Organic Reach, Social Media

Organic Reach is in Decline—Here’s What You Can Do About It

This article comes from Hootsuite.

Organic Reach is in Decline—Here’s What You Can Do About It

When it comes to organic reach, not a lot has changed over the past few years. The average number of people who see posts on social media that aren’t backed by ad dollars is still low.

It’s no secret that most social platforms operate on a pay-to-play model for brands. On Facebook, the average reach of an organic page post hovers around 5.20%. That means roughly one in every 19 fans sees the page’s non-promoted content. The easiest way to boost distribution and direct sales, is to boost your ad budget.

As a result, businesses often underestimate the importance of organic marketing. But organic social is the foundation that your ad strategy rests on. Behind every successful ad campaign is a consistent and creative social media presence that strengthens brand, relationships, and trust.

With ad budgets down, competition for organic reach is up. To stay on top, the best brands will be the most creative.

1. Learn best practices for each platform

Having general knowledge of how to write a caption or how to create a video is good. Knowing how to write a good caption for Instagram and create videos for LinkedIn is better.

Never take a one-size-fits-all approach to social media marketing, especially with organic content. To reach the most people, organic posts need to be optimized. And to optimize content, you need to understand the platform and audience you’re optimizing for. A good place to start is by getting familiar with social media demographics.

Focus on the platforms that make the most sense for your business and set out to master them. For example, if you plan to reach the younger crowd, you should probably figure out Snapchat filters, TikTok hashtag challenges, and Instagram Stories. B2B companies, on the other hand, might be better off connecting via LinkedIn hashtags or Twitter Live.

2. Develop a content strategy

No shortcuts here. If you want organic content to perform well on social media, you have to put some thought into it. If you don’t spend time on a social media content strategy, why would a stranger spend time on your content?
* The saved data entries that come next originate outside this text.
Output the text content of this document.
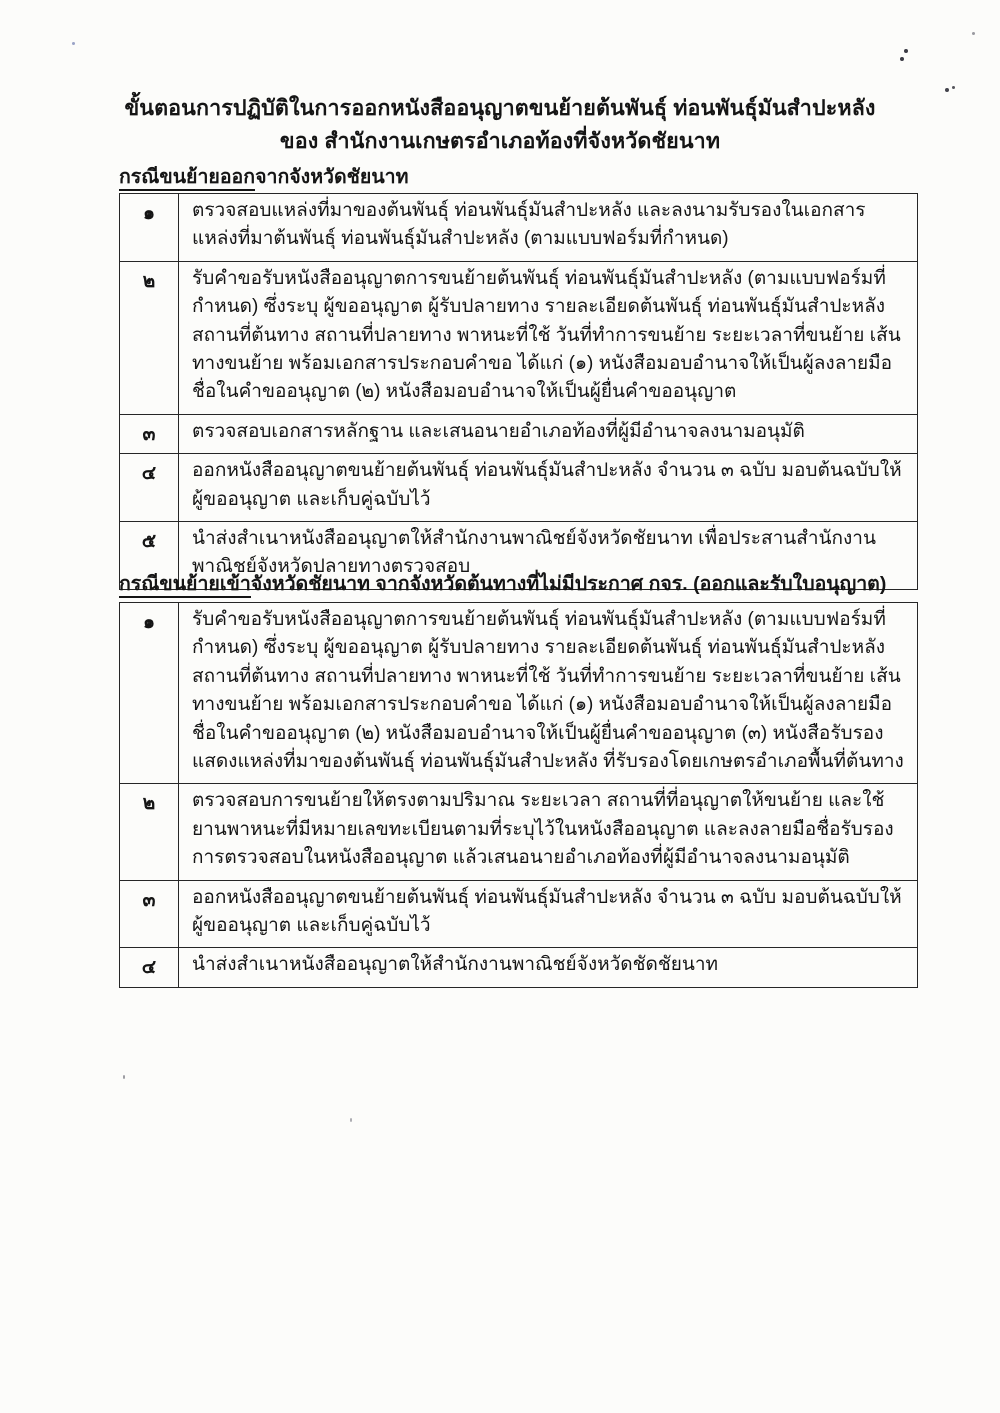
ขั้นตอนการปฏิบัติในการออกหนังสืออนุญาตขนย้ายต้นพันธุ์ ท่อนพันธุ์มันสำปะหลัง
ของ สำนักงานเกษตรอำเภอท้องที่จังหวัดชัยนาท
กรณีขนย้ายออกจากจังหวัดชัยนาท
๑	ตรวจสอบแหล่งที่มาของต้นพันธุ์ ท่อนพันธุ์มันสำปะหลัง และลงนามรับรองในเอกสารแหล่งที่มาต้นพันธุ์ ท่อนพันธุ์มันสำปะหลัง (ตามแบบฟอร์มที่กำหนด)
๒	รับคำขอรับหนังสืออนุญาตการขนย้ายต้นพันธุ์ ท่อนพันธุ์มันสำปะหลัง (ตามแบบฟอร์มที่กำหนด) ซึ่งระบุ ผู้ขออนุญาต ผู้รับปลายทาง รายละเอียดต้นพันธุ์ ท่อนพันธุ์มันสำปะหลัง สถานที่ต้นทาง สถานที่ปลายทาง พาหนะที่ใช้ วันที่ทำการขนย้าย ระยะเวลาที่ขนย้าย เส้นทางขนย้าย พร้อมเอกสารประกอบคำขอ ได้แก่ (๑) หนังสือมอบอำนาจให้เป็นผู้ลงลายมือชื่อในคำขออนุญาต (๒) หนังสือมอบอำนาจให้เป็นผู้ยื่นคำขออนุญาต
๓	ตรวจสอบเอกสารหลักฐาน และเสนอนายอำเภอท้องที่ผู้มีอำนาจลงนามอนุมัติ
๔	ออกหนังสืออนุญาตขนย้ายต้นพันธุ์ ท่อนพันธุ์มันสำปะหลัง จำนวน ๓ ฉบับ มอบต้นฉบับให้ผู้ขออนุญาต และเก็บคู่ฉบับไว้
๕	นำส่งสำเนาหนังสืออนุญาตให้สำนักงานพาณิชย์จังหวัดชัยนาท เพื่อประสานสำนักงานพาณิชย์จังหวัดปลายทางตรวจสอบ
กรณีขนย้ายเข้าจังหวัดชัยนาท จากจังหวัดต้นทางที่ไม่มีประกาศ กจร. (ออกและรับใบอนุญาต)
๑	รับคำขอรับหนังสืออนุญาตการขนย้ายต้นพันธุ์ ท่อนพันธุ์มันสำปะหลัง (ตามแบบฟอร์มที่กำหนด) ซึ่งระบุ ผู้ขออนุญาต ผู้รับปลายทาง รายละเอียดต้นพันธุ์ ท่อนพันธุ์มันสำปะหลัง สถานที่ต้นทาง สถานที่ปลายทาง พาหนะที่ใช้ วันที่ทำการขนย้าย ระยะเวลาที่ขนย้าย เส้นทางขนย้าย พร้อมเอกสารประกอบคำขอ ได้แก่ (๑) หนังสือมอบอำนาจให้เป็นผู้ลงลายมือชื่อในคำขออนุญาต (๒) หนังสือมอบอำนาจให้เป็นผู้ยื่นคำขออนุญาต (๓) หนังสือรับรองแสดงแหล่งที่มาของต้นพันธุ์ ท่อนพันธุ์มันสำปะหลัง ที่รับรองโดยเกษตรอำเภอพื้นที่ต้นทาง
๒	ตรวจสอบการขนย้ายให้ตรงตามปริมาณ ระยะเวลา สถานที่ที่อนุญาตให้ขนย้าย และใช้ยานพาหนะที่มีหมายเลขทะเบียนตามที่ระบุไว้ในหนังสืออนุญาต และลงลายมือชื่อรับรองการตรวจสอบในหนังสืออนุญาต แล้วเสนอนายอำเภอท้องที่ผู้มีอำนาจลงนามอนุมัติ
๓	ออกหนังสืออนุญาตขนย้ายต้นพันธุ์ ท่อนพันธุ์มันสำปะหลัง จำนวน ๓ ฉบับ มอบต้นฉบับให้ผู้ขออนุญาต และเก็บคู่ฉบับไว้
๔	นำส่งสำเนาหนังสืออนุญาตให้สำนักงานพาณิชย์จังหวัดชัดชัยนาท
To start, learn about your audience. What are they interested in? What are your audience demographics? How do they vary by platform? Most platforms offer business accounts access to these insights through their analytics tools.

Social listening is another way to learn what content your audience—and competitors—is engaging with. Look at what some of your favourite brands are doing for inspiration.

3. Focus on value

Organic content should offer followers something of value. Give people a reason to follow and share your posts. That could mean entertainment value, pearls of wisdom or motivation, or the opportunity to connect with a community.

Merriam Webster’s Twitter account taps the dictionary for its full value potential. In addition to tweeting the Word of the Day, the account tweets “look up” trends that are often as revealing as they are relevant.

There’s also value for your brand in this approach. Take Lululemon, for example. Technically the company is an apparel retailer. By sharing tips and hosting workouts on IGTV and Instagram Live, the athleisure brand is able to position itself as an authority on all things fitness. With workouts, Lululemon inserts its brand into its customers’ daily routine, and shows off its products, too.

4. Be consistently awesome

You know the drill. Post regularly and post at the right time. When is that, exactly? It’s when your audience is online and active. Hootsuite found the best times to post on Facebook, Instagram, Twitter, and LinkedIn. But definitely double check your analytics and adjust accordingly.

Post consistently to establish and maintain presence. But remember, when it comes to organic social media, quality always trumps quantity. This is why creating a good content strategy and social media content calendar is so important. Planning ahead keeps the routine sustainable, and prevents burn-out.